All around them, people screamed and cheered, blowing noisemakers and throwing confetti, and for a split second her addled brain thought it was for them. It felt like they deserved a celebration.
They stood back and breathed hard and stared at each other, which in some ways was hotter than kissing, because he wouldn’t break eye contact with her, even though he’d have a perfect right to refuse to look at her after the way she’d grabbed and licked and bitten and—
“Wow,” he said. “Um, more?” He plucked confetti from her hair.
She laughed. “We jumped the gun.”
“Hell, yeah. That was …” He seemed genuinely at a loss for words.
“Better than the average midnight kiss with a stranger?”
“I was going to say something more like, ‘really hot.’ ”
“That works.”
“Hey,” said a voice behind Nora, and when she turned, a big guy with a beer gut was right up in her personal space, so close she couldn’t back away quickly enough to avoid—
Eeuww. Beer breath and poky tongue.
“Leave her alone, asshole.”
Oh, shit.
The two men were squared off, Beer-Gut Guy and Sad-Eyed Guy, and—oh, crap. She’d never asked his name.
“It’s New Year’s Eve, dude, lighten up.”
She took a step back, but not fast enough to avoid Beer Gut’s vengeful lunge at her for a second smelly, damp kiss. And then Sad-Eyed Guy was hauling Beer Gut off her by the back of his shirt and shoving him, hard, away from her.
The crowd was close, and the shove bowled over several bystanders. Suddenly the room was dead still and dead quiet, all the celebration brought to an abrupt halt. All eyes were on the man who’d kissed her so spectacularly less than two minutes earlier. His scruffy blond friend—he’d told her his name was Owen—scrambled to his side. Several huge friends hauled Beer Gut up, asking after his health and well-being, a rising mutter of deep discontent coming from their ranks. Nora’s heart beat in a different way. Fear.

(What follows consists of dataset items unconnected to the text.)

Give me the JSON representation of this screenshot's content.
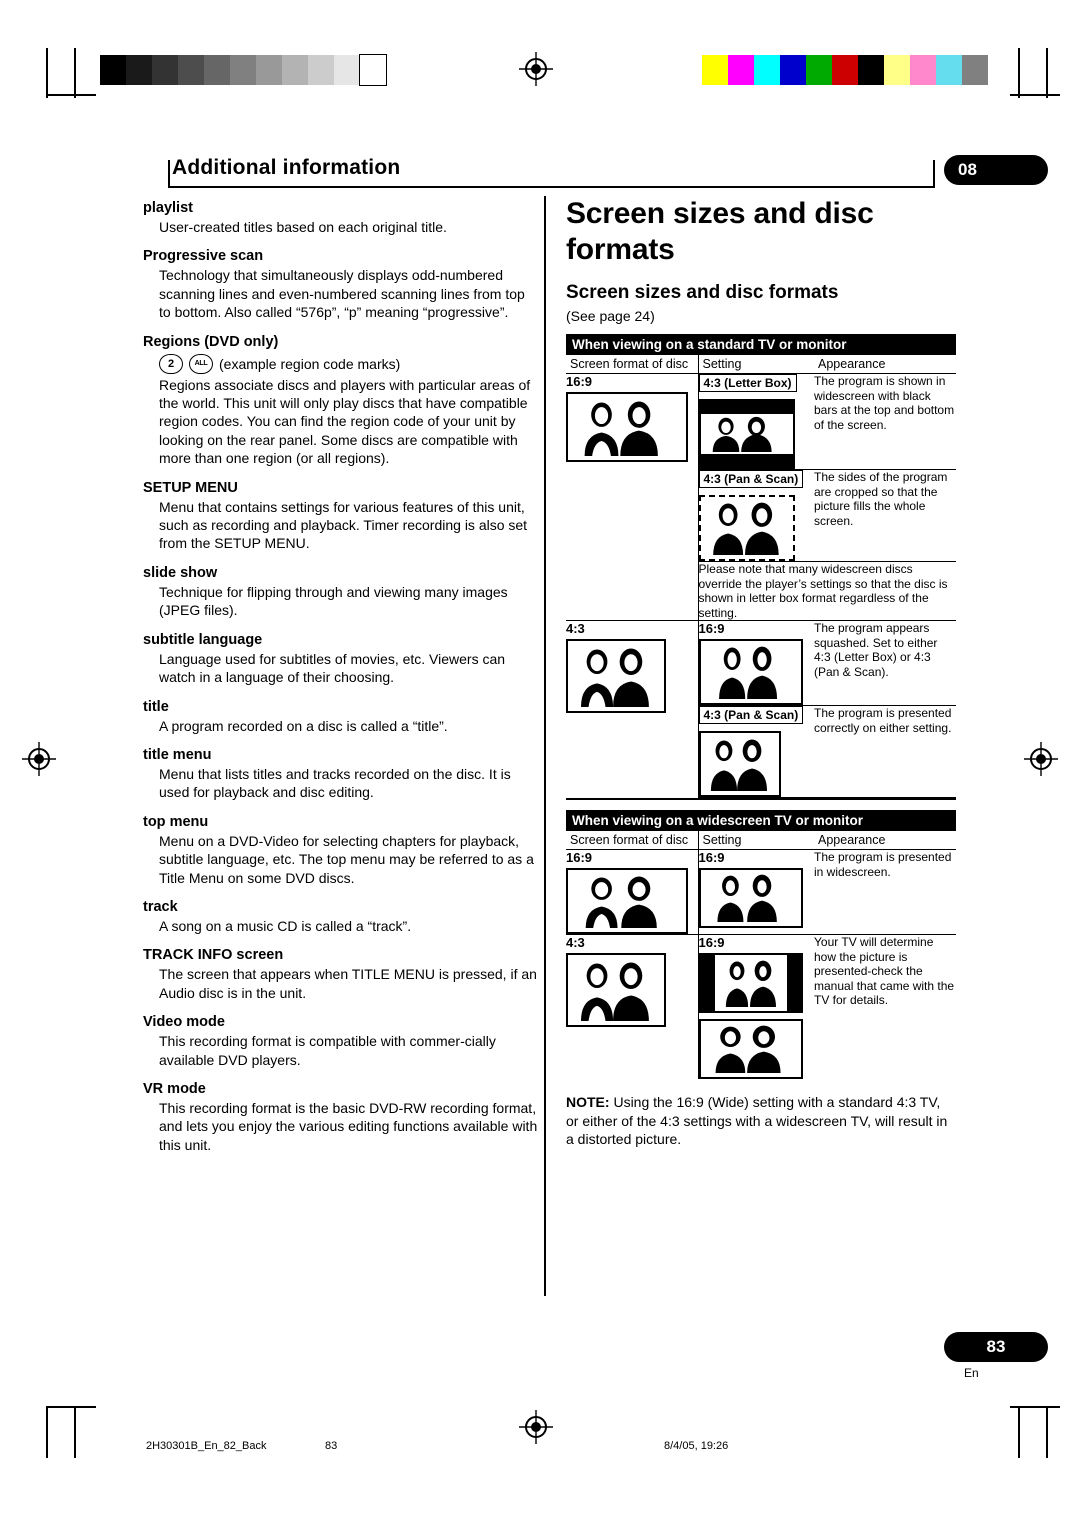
{
  "header": {
    "title": "Additional information",
    "chapter": "08",
    "page_number": "83",
    "lang": "En"
  },
  "left_column": {
    "entries": [
      {
        "term": "playlist",
        "text": "User-created titles based on each original title."
      },
      {
        "term": "Progressive scan",
        "text": "Technology that simultaneously displays odd-numbered scanning lines and even-numbered scanning lines from top to bottom. Also called “576p”, “p” meaning “progressive”."
      },
      {
        "term": "Regions (DVD only)",
        "text": "Regions associate discs and players with particular areas of the world. This unit will only play discs that have compatible region codes. You can find the region code of your unit by looking on the rear panel. Some discs are compatible with more than one region (or all regions)."
      },
      {
        "term": "SETUP MENU",
        "text": "Menu that contains settings for various features of this unit, such as recording and playback. Timer recording is also set from the SETUP MENU."
      },
      {
        "term": "slide show",
        "text": "Technique for flipping through and viewing many images (JPEG files)."
      },
      {
        "term": "subtitle language",
        "text": "Language used for subtitles of movies, etc. Viewers can watch in a language of their choosing."
      },
      {
        "term": "title",
        "text": "A program recorded on a disc is called a “title”."
      },
      {
        "term": "title menu",
        "text": "Menu that lists titles and tracks recorded on the disc. It is used for playback and disc editing."
      },
      {
        "term": "top menu",
        "text": "Menu on a DVD-Video for selecting chapters for playback, subtitle language, etc. The top menu may be referred to as a Title Menu on some DVD discs."
      },
      {
        "term": "track",
        "text": "A song on a music CD is called a “track”."
      },
      {
        "term": "TRACK INFO screen",
        "text": "The screen that appears when TITLE MENU is pressed, if an Audio disc is in the unit."
      },
      {
        "term": "Video mode",
        "text": "This recording format is compatible with commer-cially available DVD players."
      },
      {
        "term": "VR mode",
        "text": "This recording format is the basic DVD-RW recording format, and lets you enjoy the various editing functions available with this unit."
      }
    ],
    "region_marks": {
      "mark1": "2",
      "mark2": "ALL",
      "caption": "(example region code marks)"
    }
  },
  "right_column": {
    "big_title": "Screen sizes and disc formats",
    "sub_title": "Screen sizes and disc formats",
    "see_page": "(See page 24)",
    "table1": {
      "banner": "When viewing on a standard TV or monitor",
      "head_disc": "Screen format of disc",
      "head_setting": "Setting",
      "head_appearance": "Appearance",
      "rows": [
        {
          "disc": "16:9",
          "settings": [
            {
              "setting": "4:3 (Letter Box)",
              "appearance": "The program is shown in widescreen with black bars at the top and bottom of the screen."
            },
            {
              "setting": "4:3 (Pan & Scan)",
              "appearance": "The sides of the program are cropped so that the picture fills the whole screen."
            }
          ],
          "note": "Please note that many widescreen discs override the player’s settings so that the disc is shown in letter box format regardless of the setting."
        },
        {
          "disc": "4:3",
          "settings": [
            {
              "setting": "16:9",
              "appearance": "The program appears squashed. Set to either 4:3 (Letter Box) or 4:3 (Pan & Scan)."
            },
            {
              "setting": "4:3 (Pan & Scan)",
              "appearance": "The program is presented correctly on either setting."
            }
          ],
          "note": ""
        }
      ]
    },
    "table2": {
      "banner": "When viewing on a widescreen TV or monitor",
      "head_disc": "Screen format of disc",
      "head_setting": "Setting",
      "head_appearance": "Appearance",
      "rows": [
        {
          "disc": "16:9",
          "settings": [
            {
              "setting": "16:9",
              "appearance": "The program is presented in widescreen."
            }
          ]
        },
        {
          "disc": "4:3",
          "settings": [
            {
              "setting": "16:9",
              "appearance": "Your TV will determine how the picture is presented-check the manual that came with the TV for details."
            }
          ]
        }
      ]
    },
    "note": {
      "label": "NOTE:",
      "text": "Using the 16:9 (Wide) setting with a standard 4:3 TV, or either of the 4:3 settings with a widescreen TV, will result in a distorted picture."
    }
  },
  "footer": {
    "file": "2H30301B_En_82_Back",
    "page": "83",
    "date": "8/4/05, 19:26"
  },
  "colors": {
    "bar_colors": [
      "#ffff00",
      "#ff00ff",
      "#00ffff",
      "#0000cc",
      "#00aa00",
      "#cc0000",
      "#000000",
      "#ffff88",
      "#ff88cc",
      "#66ddee",
      "#808080"
    ],
    "grey_steps": [
      "#000000",
      "#1a1a1a",
      "#333333",
      "#4d4d4d",
      "#666666",
      "#808080",
      "#999999",
      "#b3b3b3",
      "#cccccc",
      "#e6e6e6",
      "#ffffff"
    ]
  }
}
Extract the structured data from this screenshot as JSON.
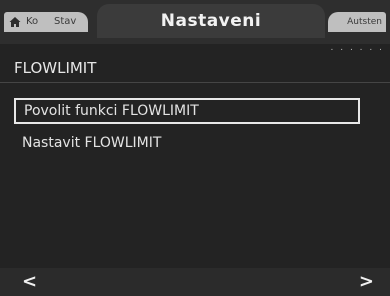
{
  "header": {
    "home_tab": {
      "icon": "home-icon",
      "label_1": "Ko",
      "label_2": "Stav"
    },
    "active_tab": {
      "label": "Nastaveni"
    },
    "right_tab": {
      "label": "Autsten"
    }
  },
  "page": {
    "dots": ". . . . . .",
    "title": "FLOWLIMIT"
  },
  "menu": {
    "items": [
      {
        "label": "Povolit funkci FLOWLIMIT",
        "selected": true
      },
      {
        "label": "Nastavit FLOWLIMIT",
        "selected": false
      }
    ]
  },
  "footer": {
    "left_arrow": "<",
    "right_arrow": ">"
  },
  "colors": {
    "background": "#232323",
    "tab_inactive": "#bfbfbf",
    "text": "#e3e3e3",
    "selection_border": "#e8e8e8"
  }
}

“Hey, man, we’d better get out of here,” Owen said. “He’s got friends. Lots of very big, very drunk friends. Boston College football. You can choose ’em.”
“But I need to—”
Beer Gut attained standing, and his crew advanced as Owen and Sad-Eyed Guy backed away.
“No, man, we’re outta here.” Owen tugged his friend’s arm.
“I—”
“Don’t be an idiot, dude. They’re going to kick our asses.” Owen yanked him, hard, and the two of them turned and ran.
“Wait!” Nora called. “Wait, I don’t know your—”
They were not waiting. They were running, pushing through the crowd, heading for the door as fast as they could go, and by the time her legs started to work, they’d already disappeared from her sight.
Chapter 3
“What the hell happened back there?”
Miles and Owen had taken the elevator down twenty-two floors and run full tilt toward the Kendall Square stop for several blocks, ducking through parking garages and hotel lobbies to stay off the street, before they were able to convince themselves they weren’t being pursued.
“That asshole kissed her. Twice.”
Owen regarded him levelly. “It is New Year’s Eve.”
“She was with me.”
As he said it, Miles recognized the total absurdity of it. But she had felt like she was with him. She had been hot and vibrant and his while he kissed her, and funny and adorable when he’d let her go, and he’d been two seconds from asking her to leave the party with him and become more his. All his.
Probably it was a good thing fate had intervened in the way it had. Fifteen minutes and he had gone Neanderthal-possessive. The events of the last month had apparently unhinged him.
“You work fast, man,” Owen said mildly. “Also, you’ve got confetti in your hair.”
Miles shook it out, a slight rain of silver, and ran his hands through his hair to get the rest.
The train car they were riding in had been packed to the gills when they boarded it. An earthy scent blend of beer and hard alcohol and vomit and sweat permeated the air but was starting to fade as the car emptied out. They’d managed to snare two seats side by side. There were still people in the aisles, though, loud and jovial, as the car made its lurching way over the tracks, screeching and squealing as it cornered.
“Are you going to see her again?” Owen asked.
“I don’t know her name,” Miles confessed. All he knew was the precise way her smile bloomed, starting with the lift of her upper lip, finding her eyes last. He knew the shape of her fingers on another woman’s arm, telling her it was okay, she belonged. And he knew the thoroughness with which she inhabited a room.